Accordingly, it is very appropriate that the U.S. Supreme Court has taken a direct appeal of the Colorado Supreme Court’s decision. Contrary to the opinion of some, I believe they will not only rule on the Colorado ballot issue, but will decide the question of Trump’s ballot eligibility for all the states. This situation is very different from in Bush v. Gore (2000), where the U.S. Supreme Court aggressively intervened on a question of Florida election law (how to determine voter intent on an imperfectly completed ballot), by applying a federal constitutional issue (equal protection) on a one-time basis with almost gleeful insincerity. In Anderson, the issue is unquestionably an issue of federal constitutional interpretation, and the need to impose a uniform interpretation on state courts is straightforward.

A Continuation of Politics by Other Means

Given the present composition of the Court, it is unlikely they will uphold the Colorado decision in Anderson, despite its essential soundness. We can never forget, if we were ever tempted to, that the members of the Supreme Court are appointed by politicians for political reasons.
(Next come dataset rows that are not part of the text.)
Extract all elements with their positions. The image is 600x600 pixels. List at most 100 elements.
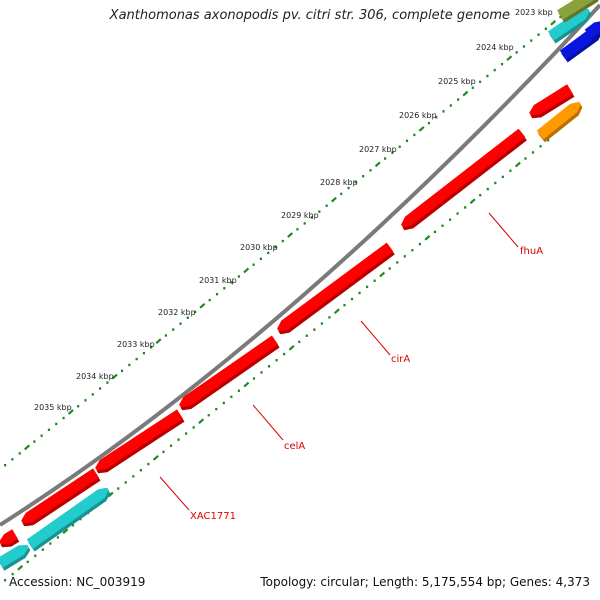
minor-tick — [55, 422, 58, 426]
gene-arrow — [401, 128, 527, 231]
major-tick — [243, 381, 250, 388]
minor-tick — [471, 86, 474, 89]
major-tick — [62, 528, 69, 535]
accession-label: Accession: NC_003919 — [9, 575, 146, 589]
minor-tick — [296, 228, 299, 231]
minor-tick — [177, 438, 180, 441]
minor-tick — [49, 542, 52, 545]
major-tick — [374, 161, 381, 168]
minor-tick — [91, 393, 94, 396]
minor-tick — [259, 257, 262, 260]
major-tick — [243, 267, 250, 274]
minor-tick — [320, 322, 323, 325]
minor-tick — [347, 186, 350, 190]
minor-tick — [237, 275, 241, 278]
gene-arrow — [584, 21, 600, 42]
minor-tick — [418, 242, 421, 246]
minor-tick — [275, 359, 278, 362]
minor-tick — [33, 440, 36, 443]
minor-tick — [456, 212, 459, 215]
minor-tick — [479, 194, 482, 197]
minor-tick — [435, 116, 438, 119]
minor-tick — [350, 297, 354, 301]
minor-tick — [283, 352, 286, 356]
major-tick — [462, 90, 469, 97]
minor-tick — [147, 462, 150, 466]
gene-leader-line — [488, 212, 519, 248]
gene-arrow — [95, 409, 185, 474]
minor-tick — [230, 395, 233, 399]
minor-tick — [124, 481, 127, 484]
gene-arrow — [179, 335, 280, 411]
minor-tick — [303, 222, 306, 225]
minor-tick — [373, 279, 376, 282]
minor-tick — [11, 572, 14, 576]
minor-tick — [362, 175, 365, 178]
major-tick — [514, 161, 521, 168]
gene-arrow — [26, 487, 111, 552]
kbp-tick-label: 2024 kbp — [476, 43, 514, 52]
minor-tick — [486, 74, 489, 78]
minor-tick — [479, 80, 482, 84]
gene-arrow — [0, 544, 31, 571]
minor-tick — [186, 316, 189, 319]
major-tick — [152, 455, 159, 461]
minor-tick — [493, 68, 496, 72]
minor-tick — [403, 255, 406, 258]
minor-tick — [500, 62, 504, 66]
minor-tick — [18, 452, 21, 455]
minor-tick — [413, 133, 416, 137]
minor-tick — [515, 51, 518, 54]
outer-tick-track — [4, 4, 577, 467]
minor-tick — [34, 554, 37, 557]
minor-tick — [47, 428, 51, 432]
minor-tick — [215, 292, 219, 296]
minor-tick — [41, 548, 44, 551]
minor-tick — [537, 33, 540, 36]
minor-tick — [539, 145, 542, 148]
kbp-tick-label: 2026 kbp — [399, 111, 437, 120]
minor-tick — [260, 371, 263, 374]
minor-tick — [150, 346, 153, 349]
minor-tick — [388, 267, 391, 270]
major-tick — [550, 19, 557, 26]
minor-tick — [457, 98, 460, 101]
minor-tick — [405, 139, 409, 143]
kbp-tick-label: 2031 kbp — [199, 276, 237, 285]
genome-backbone — [0, 3, 600, 527]
minor-tick — [369, 169, 372, 172]
minor-tick — [135, 357, 138, 361]
gene-arrow — [557, 0, 599, 23]
minor-tick — [106, 381, 109, 384]
major-tick — [288, 345, 295, 351]
minor-tick — [252, 263, 255, 266]
minor-tick — [40, 434, 43, 437]
minor-tick — [464, 206, 467, 209]
kbp-tick-label: 2025 kbp — [438, 77, 476, 86]
minor-tick — [559, 15, 562, 19]
minor-tick — [354, 180, 357, 184]
minor-tick — [267, 251, 270, 255]
minor-tick — [340, 192, 343, 196]
major-tick — [67, 409, 74, 415]
minor-tick — [223, 287, 226, 290]
minor-tick — [142, 351, 146, 355]
minor-tick — [501, 175, 504, 179]
minor-tick — [192, 426, 195, 429]
minor-tick — [169, 444, 173, 447]
minor-tick — [4, 579, 7, 582]
minor-tick — [391, 151, 394, 154]
minor-tick — [62, 416, 65, 420]
minor-tick — [56, 536, 59, 539]
major-tick — [424, 235, 431, 241]
kbp-tick-label: 2032 kbp — [158, 308, 196, 317]
kbp-tick-label: 2023 kbp — [515, 8, 553, 17]
major-tick — [24, 444, 30, 451]
minor-tick — [71, 524, 75, 527]
minor-tick — [427, 121, 431, 125]
minor-tick — [267, 365, 271, 368]
gene-label: cirA — [391, 354, 410, 365]
minor-tick — [164, 334, 167, 337]
minor-tick — [547, 139, 550, 142]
They remain, in spite of their protestations, political as well as legal actors. In matters of great political importance, they tend to vote with their tribal affinities. In this case, the political deck is stacked. Six of the nine current Justices are Republican appointees, three of them appointed by Trump himself. And many legal cards are available to them.

But Anderson will not be an easy case for the Justices to overturn, either. They could find the issue to be non-justiciable—that is, a political question beyond their constitutional authority to decide. But in that scenario, they will find it difficult to impose uniformity on the states—and electoral chaos could result. If they overturn the Colorado decision on dodgy technical grounds (for example, by excluding the presidency from the scope of the word “office”), they risk their own credibility, while dismantling an important constitutional guardrail. To wade into the facts of January 6, and try to settle the issue of whether or not Trump engaged in insurrection, are tasks for a trial court, which the Supreme Court is simply unequipped to take on. If they did, they would find themselves in the middle of an even deadlier political minefield—a fate they will strenuously try to avoid.

In the sequel to this article, I will examine the options the Court has to dispose of the Anderson case, most of which would keep Trump on the ballot in all 50 states. I will also consider the possibility, however slim, that the Court will see Sec. 3 of the 14th Amendment for what it is—a necessary tool to protect the Constitution from its known enemies—and apply it accordingly.